Le lendemain matin, Marc a continué de jouer son rôle à la perfection. Il lui a apporté le petit-déjeuner au lit, une attention qu'il n'avait plus eue depuis des mois. Il parlait de l'avenir, de la chambre du bébé, de leurs projets de vacances après la naissance. Chaque mot était un mensonge, et Jeanne le savait. Elle le regardait parler, hochant la tête au bon moment, un sourire figé sur les lèvres.
Les textes continuaient d'apparaître, commentant la scène avec une précision cruelle.
Jeanne a senti un goût amer dans sa bouche. Elle a repoussé le plateau.
« Je n'ai pas très faim. »
L'inquiétude sur le visage de Marc semblait presque sincère. Presque.
Pour tester ce phénomène étrange, elle a demandé nonchalamment :
« Au fait, comment va ta nouvelle assistante ? Chloé, c'est ça ? Tu ne m'en parles jamais. »
Marc a eu un bref instant de flottement, à peine perceptible. Mais Jeanne, désormais aux aguets, l'a vu.
« Chloé ? Ah, oui. Elle est... efficace. Très travailleuse. Un peu jeune, peut-être, mais elle apprend vite », a-t-il répondu, un peu trop rapidement.
La confirmation était là, implacable. Ces messages, d'où qu'ils viennent, disaient la vérité. C'était comme si le voile de la réalité s'était déchiré, lui montrant les coulisses sordides de sa propre vie.
Elle se souvenait maintenant parfaitement du jour où elle avait rencontré Chloé pour la première fois. C'était il y a six mois, lors d'un dîner d'entreprise. Marc la lui avait présentée avec un enthousiasme professionnel. Chloé Martin était jeune, avec de grands yeux innocents et un sourire timide. Elle portait une robe simple, presque effacée, et regardait Jeanne avec une admiration qui semblait sincère.

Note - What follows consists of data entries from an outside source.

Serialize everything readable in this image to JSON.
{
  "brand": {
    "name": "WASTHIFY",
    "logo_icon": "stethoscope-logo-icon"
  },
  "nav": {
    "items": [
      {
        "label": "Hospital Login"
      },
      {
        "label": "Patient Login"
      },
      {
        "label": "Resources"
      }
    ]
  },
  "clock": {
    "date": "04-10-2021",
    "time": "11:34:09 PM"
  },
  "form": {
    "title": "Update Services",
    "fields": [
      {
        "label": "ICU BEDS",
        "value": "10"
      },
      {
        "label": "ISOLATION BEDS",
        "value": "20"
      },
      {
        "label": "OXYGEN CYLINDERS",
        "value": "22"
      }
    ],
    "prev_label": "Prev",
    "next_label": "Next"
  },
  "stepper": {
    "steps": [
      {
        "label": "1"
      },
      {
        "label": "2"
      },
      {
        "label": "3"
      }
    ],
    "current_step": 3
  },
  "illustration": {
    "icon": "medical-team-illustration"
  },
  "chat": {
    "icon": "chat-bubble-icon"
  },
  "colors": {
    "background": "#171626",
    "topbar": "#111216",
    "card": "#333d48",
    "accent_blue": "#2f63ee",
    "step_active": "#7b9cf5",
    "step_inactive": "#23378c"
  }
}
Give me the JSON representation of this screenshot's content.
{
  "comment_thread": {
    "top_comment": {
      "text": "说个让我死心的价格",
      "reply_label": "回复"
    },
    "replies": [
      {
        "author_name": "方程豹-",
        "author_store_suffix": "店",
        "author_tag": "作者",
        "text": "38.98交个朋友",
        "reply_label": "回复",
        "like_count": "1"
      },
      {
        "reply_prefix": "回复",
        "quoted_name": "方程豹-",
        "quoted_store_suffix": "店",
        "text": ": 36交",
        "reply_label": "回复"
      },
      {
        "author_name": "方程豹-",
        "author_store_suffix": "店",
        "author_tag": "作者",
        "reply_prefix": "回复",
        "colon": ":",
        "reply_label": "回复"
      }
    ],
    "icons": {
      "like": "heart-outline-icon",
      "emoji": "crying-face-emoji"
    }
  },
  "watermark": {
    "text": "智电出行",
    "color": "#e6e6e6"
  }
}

« Madame Lambert, c'est un tel honneur. Marc me parle tellement de vous, de votre talent. Je suis une grande fan de votre travail. »
Jeanne, flattée et rassurée par cette apparente déférence, lui avait souri chaleureusement. Elle n'y avait vu qu'une jeune femme ambitieuse, peut-être un peu impressionnée.
Pourtant, avec le recul, certains détails lui revenaient en mémoire. Au cours de la soirée, elle avait surpris le regard de Chloé posé sur Marc. Ce n'était pas de l'admiration professionnelle. Il y avait une lueur de possession, une faim à peine dissimulée dans ses yeux. Et cette façon qu'elle avait de frôler le bras de Marc en passant près de lui, un contact anodin en apparence, mais chargé d'une intimité déplacée.
À l'époque, Jeanne avait chassé ces pensées, se traitant de paranoïaque. Marc avait même ri quand elle lui en avait touché un mot sur le chemin du retour.
« Ma chérie, tu te fais des films. C'est une gamine qui sort de l'école. Elle est juste impressionnée par le poste. Ne t'inquiète pas, il n'y a absolument rien entre nous. Tu es la seule femme pour moi, tu le sais bien. »
Il l'avait serrée dans ses bras, et elle s'était laissée convaincre, voulant croire à la solidité de leur amour, à la sincérité de son mari.
Aujourd'hui, ces paroles résonnaient comme une farce macabre. Il n'avait pas seulement menti. Il l'avait infantilisée, avait tourné ses intuitions en ridicule pour mieux la tromper. La jeune assistante timide et admirative n'était qu'un masque. Derrière se cachait une prédatrice sans scrupules. Et son mari était son complice.
Le doute n'était plus permis. La douleur initiale laissait place à une lucidité froide. Elle n'était pas folle. Elle n'était pas paranoïaque. Elle avait simplement été aveugle. Maintenant, ses yeux étaient grands ouverts. Et ce qu'elle voyait la dégoûtait profondément.